Parkings saturés, pelouses envahies, quais bondés: depuis vendredi, le Montreux Jazz a installé sa caravane chic et bariolée sur les rives du Léman. Et si à l'extérieur, le «off» bat son plein dans une atmosphère festive contagieuse, il en va autrement à l'intérieur du Centre des congrès et des expositions de Montreux. Marquée par d'importants retards et la décevante prestation de Rickie Lee Jones, la soirée inaugurale de ce 33e Montreux Jazz Festival n'a pas été une des plus grandes réussites de Claude Nobs. Celle de samedi ne restera pas davantage dans les annales.

Engourdi par la canicule, un œil sur le programme, l'autre sur la montre, le public a une fois encore dû prendre son mal en patience avant de pouvoir déguster la principale attraction de la soirée, à savoir la diva folk-rock Marianne Faithfull.

Permanente, blondeur artificielle, tailleur gris et large décolleté n'ont pas longtemps caché les outrages du temps dont l'ex-égérie de Mick Jagger commence à se ressentir. Délivrant son show tambour battant – à peine une heure de concert, rappels compris – l'auteur de l'impérissable Broken English s'est contentée du strict minimum, enchaînant anciens tubes et nouvelles chansons sans jamais laisser la moindre place à l'émotion. Même dans les moments les plus propices à la nostalgie rêveuse («Working Class Hero», «As Tears Go By»), Marianne Faithfull n'a pas su briser la glace. Et ses musiciens ne font pas grand-chose pour sauver la mise. Professionnels jusqu'à l'excès, les quatre comparses de la chanteuse ne sortent jamais de leur réserve, apparemment convaincus que la rigueur doit à tout prix l'emporter sur la chaleur.
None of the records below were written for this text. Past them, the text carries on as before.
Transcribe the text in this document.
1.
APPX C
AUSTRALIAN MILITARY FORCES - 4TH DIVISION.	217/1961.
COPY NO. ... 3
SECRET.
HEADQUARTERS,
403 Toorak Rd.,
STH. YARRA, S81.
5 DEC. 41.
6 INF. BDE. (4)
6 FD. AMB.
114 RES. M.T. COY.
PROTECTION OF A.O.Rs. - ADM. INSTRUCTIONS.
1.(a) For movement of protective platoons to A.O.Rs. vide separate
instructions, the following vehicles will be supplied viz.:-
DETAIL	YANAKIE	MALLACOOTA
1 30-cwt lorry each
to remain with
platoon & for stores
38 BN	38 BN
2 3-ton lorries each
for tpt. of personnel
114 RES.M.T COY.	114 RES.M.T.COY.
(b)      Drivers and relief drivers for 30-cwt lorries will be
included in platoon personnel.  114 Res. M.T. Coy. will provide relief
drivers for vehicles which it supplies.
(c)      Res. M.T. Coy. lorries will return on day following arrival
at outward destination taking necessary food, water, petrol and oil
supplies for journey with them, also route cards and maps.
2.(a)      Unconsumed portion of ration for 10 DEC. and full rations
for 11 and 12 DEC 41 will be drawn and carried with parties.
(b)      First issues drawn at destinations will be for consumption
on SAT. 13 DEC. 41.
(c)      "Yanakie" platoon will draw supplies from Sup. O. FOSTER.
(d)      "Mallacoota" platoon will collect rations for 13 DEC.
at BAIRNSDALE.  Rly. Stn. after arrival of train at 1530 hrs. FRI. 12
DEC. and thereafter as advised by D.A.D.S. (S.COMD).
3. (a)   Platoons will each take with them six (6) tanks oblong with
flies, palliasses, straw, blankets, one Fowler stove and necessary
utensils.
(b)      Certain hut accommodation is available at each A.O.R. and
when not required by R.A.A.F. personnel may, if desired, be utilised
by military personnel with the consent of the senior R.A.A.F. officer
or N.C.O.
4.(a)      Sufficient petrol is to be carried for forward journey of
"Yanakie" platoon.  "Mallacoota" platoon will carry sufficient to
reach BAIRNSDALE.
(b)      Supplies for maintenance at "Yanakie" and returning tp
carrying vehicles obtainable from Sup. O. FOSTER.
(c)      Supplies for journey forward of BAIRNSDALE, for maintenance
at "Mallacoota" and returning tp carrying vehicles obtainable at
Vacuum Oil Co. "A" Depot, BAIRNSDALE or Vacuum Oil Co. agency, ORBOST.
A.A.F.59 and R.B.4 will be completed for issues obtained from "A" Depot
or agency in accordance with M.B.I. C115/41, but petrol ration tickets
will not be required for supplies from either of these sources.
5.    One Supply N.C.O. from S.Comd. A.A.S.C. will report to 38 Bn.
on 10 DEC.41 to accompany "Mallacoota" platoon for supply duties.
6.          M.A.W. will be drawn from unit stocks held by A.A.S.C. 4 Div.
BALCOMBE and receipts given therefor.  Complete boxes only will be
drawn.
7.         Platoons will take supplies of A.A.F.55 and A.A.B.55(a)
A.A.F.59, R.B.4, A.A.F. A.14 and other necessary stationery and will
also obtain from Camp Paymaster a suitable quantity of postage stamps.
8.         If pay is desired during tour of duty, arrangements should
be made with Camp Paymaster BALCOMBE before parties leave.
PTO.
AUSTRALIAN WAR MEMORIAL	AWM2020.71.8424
Seule éclaircie dans ce ciel plombé, la voix de Marianne Faithfull a conservé l'essentiel de son efficacité. Feulement rauque et suave idéalement adapté aux complaintes folk comme aux rengaines blues, l'organe de la Britannique reste une monumentale source de bonheur mélancolique, ce qui finalement ne fait qu'ajouter à la déception.